Муравьева никто не звал в такую рань на самолетную стоянку. Как-то так получилось, что вышел он поразмяться и, пробежав не спеша через сосновый бор, оказался возле бетонки. А тут знакомые ребята идут к машинам. Слово за слово — и он незаметно подключился к работе.
Толя Жук возился почему-то у самолета Шелеста, их машины стояли рядом. Лицо техника было задумчиво сосредоточенным, широкий нос угрюмо свисал над верхней губой.
— Толя, здравствуй! — крикнул Муравьев из кабины.
— Привет, — сказал он без обычной своей беззубой улыбки и, словно тут же забыв о Муравьеве, приказал кому-то из механиков вызвать АПА. Затем подошел к своему самолету и объяснил:
— Заболел у Шелеста техник. Белый попросил, чтобы я взял на время обе машины. Страшного, конечно, ничего, но хлопот добавляется.
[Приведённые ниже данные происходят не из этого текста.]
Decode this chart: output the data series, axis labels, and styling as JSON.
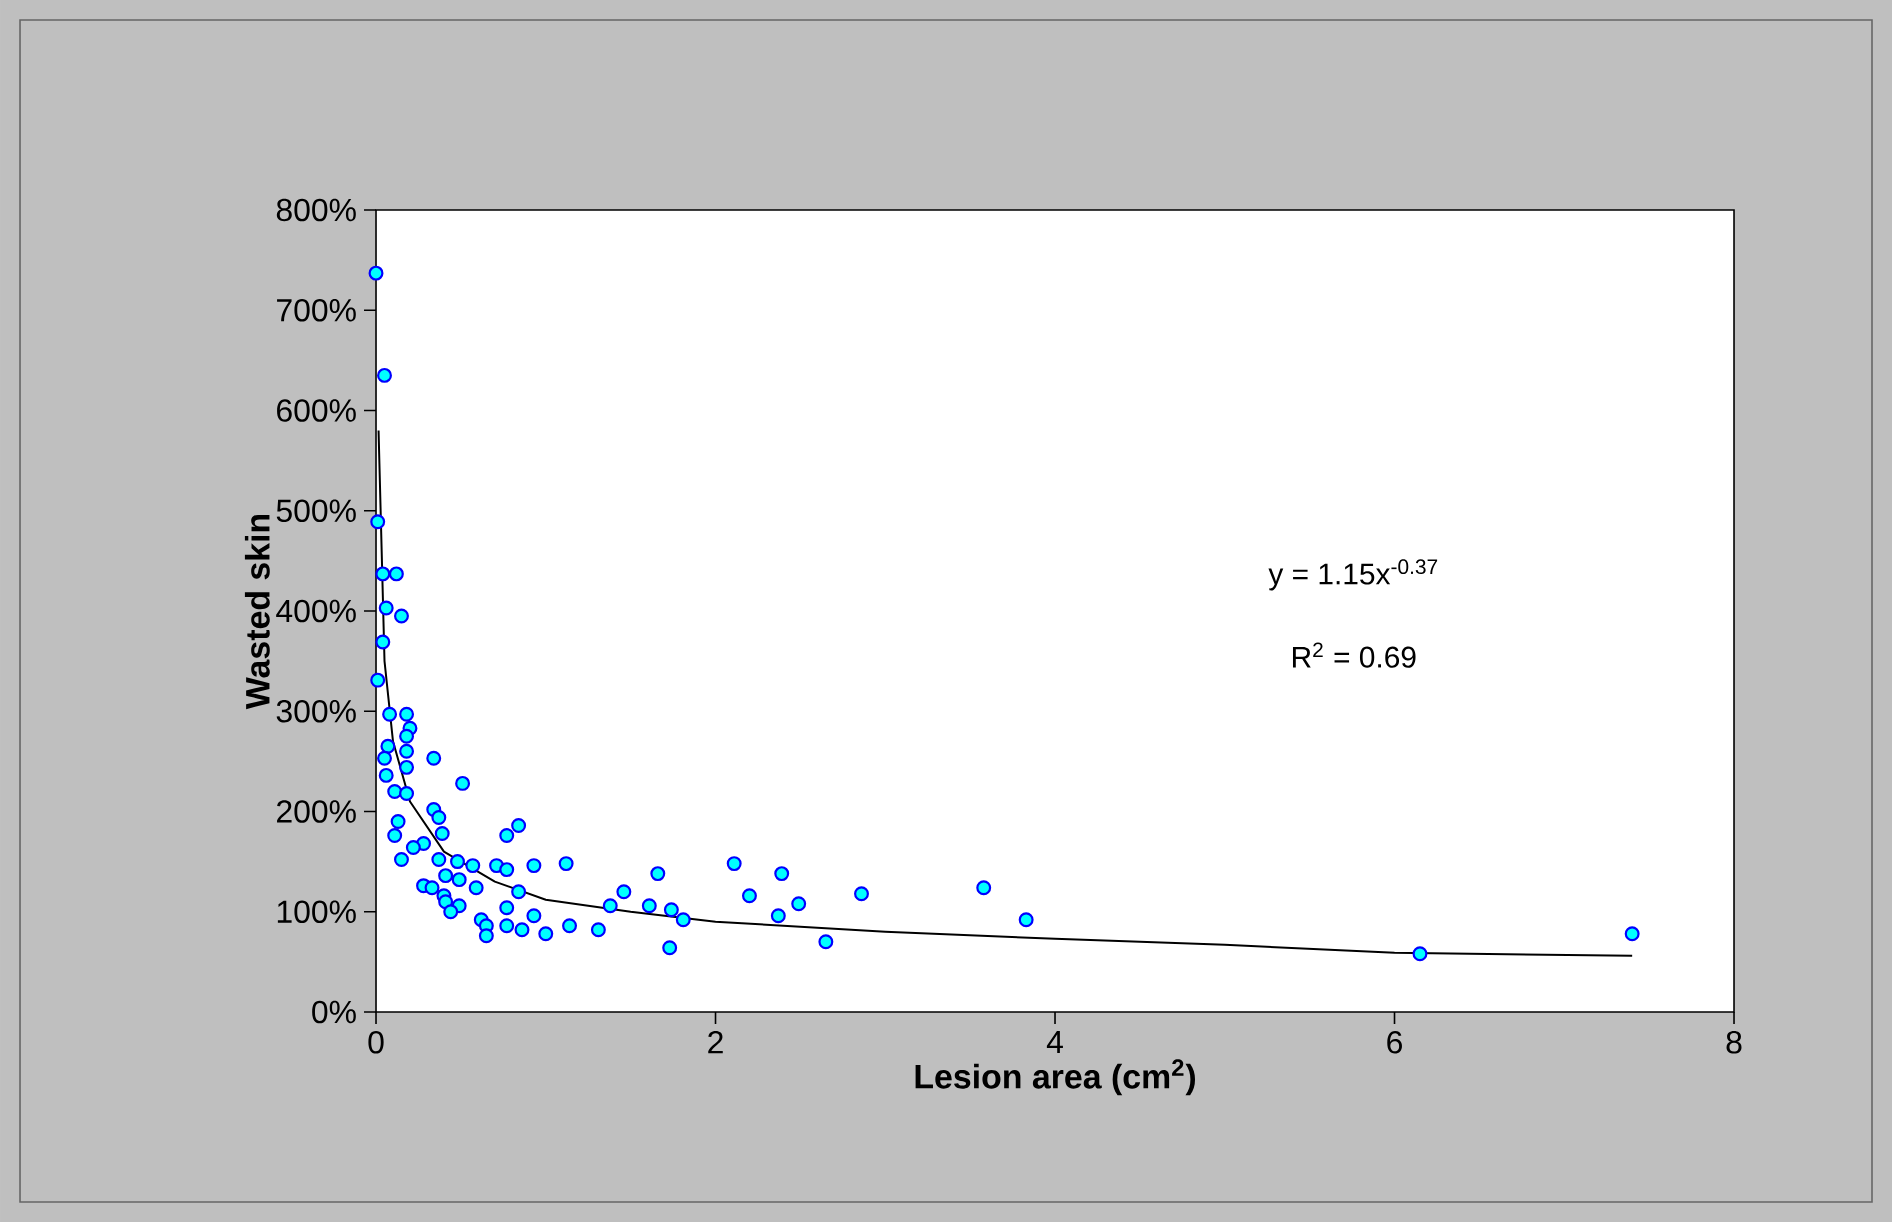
{
  "chart_data": {
    "type": "scatter",
    "xlabel": "Lesion area (cm$^{2}$)",
    "ylabel": "Wasted skin",
    "xlim": [
      0,
      8
    ],
    "xticks": [
      0,
      2,
      4,
      6,
      8
    ],
    "ylim": [
      0,
      800
    ],
    "yticks": [
      {
        "value": 0,
        "label": "0%"
      },
      {
        "value": 100,
        "label": "100%"
      },
      {
        "value": 200,
        "label": "200%"
      },
      {
        "value": 300,
        "label": "300%"
      },
      {
        "value": 400,
        "label": "400%"
      },
      {
        "value": 500,
        "label": "500%"
      },
      {
        "value": 600,
        "label": "600%"
      },
      {
        "value": 700,
        "label": "700%"
      },
      {
        "value": 800,
        "label": "800%"
      }
    ],
    "grid": false,
    "annotations": [
      "y = 1.15x$^{-0.37}$",
      "R$^{2}$ = 0.69"
    ],
    "series": [
      {
        "color": "#00ffff",
        "marker": "circle",
        "x": [
          0.0,
          0.05,
          0.01,
          0.04,
          0.12,
          0.06,
          0.15,
          0.04,
          0.01,
          0.08,
          0.18,
          0.2,
          0.18,
          0.07,
          0.18,
          0.05,
          0.34,
          0.18,
          0.06,
          0.51,
          0.11,
          0.18,
          0.34,
          0.37,
          0.13,
          0.39,
          0.11,
          0.77,
          0.84,
          0.28,
          0.22,
          0.15,
          0.37,
          0.48,
          0.57,
          0.71,
          0.77,
          0.93,
          1.12,
          1.66,
          2.11,
          0.41,
          0.49,
          0.28,
          0.33,
          0.59,
          0.84,
          1.46,
          0.4,
          0.41,
          0.49,
          0.44,
          0.77,
          1.38,
          1.61,
          1.74,
          1.81,
          0.93,
          0.62,
          0.65,
          0.77,
          0.86,
          1.0,
          1.14,
          1.31,
          0.65,
          1.73,
          2.2,
          2.39,
          2.49,
          2.37,
          2.65,
          2.86,
          3.58,
          3.83,
          6.15,
          7.4
        ],
        "values": [
          737,
          635,
          489,
          437,
          437,
          403,
          395,
          369,
          331,
          297,
          297,
          283,
          275,
          265,
          260,
          253,
          253,
          244,
          236,
          228,
          220,
          218,
          202,
          194,
          190,
          178,
          176,
          176,
          186,
          168,
          164,
          152,
          152,
          150,
          146,
          146,
          142,
          146,
          148,
          138,
          148,
          136,
          132,
          126,
          124,
          124,
          120,
          120,
          116,
          110,
          106,
          100,
          104,
          106,
          106,
          102,
          92,
          96,
          92,
          86,
          86,
          82,
          78,
          86,
          82,
          76,
          64,
          116,
          138,
          108,
          96,
          70,
          118,
          124,
          92,
          58,
          78
        ]
      },
      {
        "type": "line",
        "color": "#000000",
        "marker": "none",
        "line_style": "solid",
        "x": [
          0.015,
          0.05,
          0.1,
          0.2,
          0.4,
          0.7,
          1,
          1.5,
          2,
          3,
          4,
          5,
          6,
          7.4
        ],
        "values": [
          580,
          350,
          270,
          210,
          160,
          130,
          112,
          100,
          90,
          80,
          73,
          67,
          59,
          56
        ]
      }
    ]
  }
}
— И только поэтому такой хмурый? — Муравьев выбрался из кабины, мягко спрыгнул на бетонку, подал Толе руку.
— Вчера Ольгу в больницу пришлось отвезти, — сказал он тихо. — Сердечко забарахлило. Давление…
— Очень серьезно?
— Не очень… Но сам понимаешь…
— Надо было объяснить Белому.
— Один или два самолета — раньше с аэродрома не уйдешь. Да если и уйду, какая польза. Мне жалко ее в этом рыжем больничном халате, а она глядит на мою кислую физиономию и еще больше страдает… Ничего, переживем и это. Вот поправится — в гости позовем. Она сибирячка, пельмени стряпает — блеск!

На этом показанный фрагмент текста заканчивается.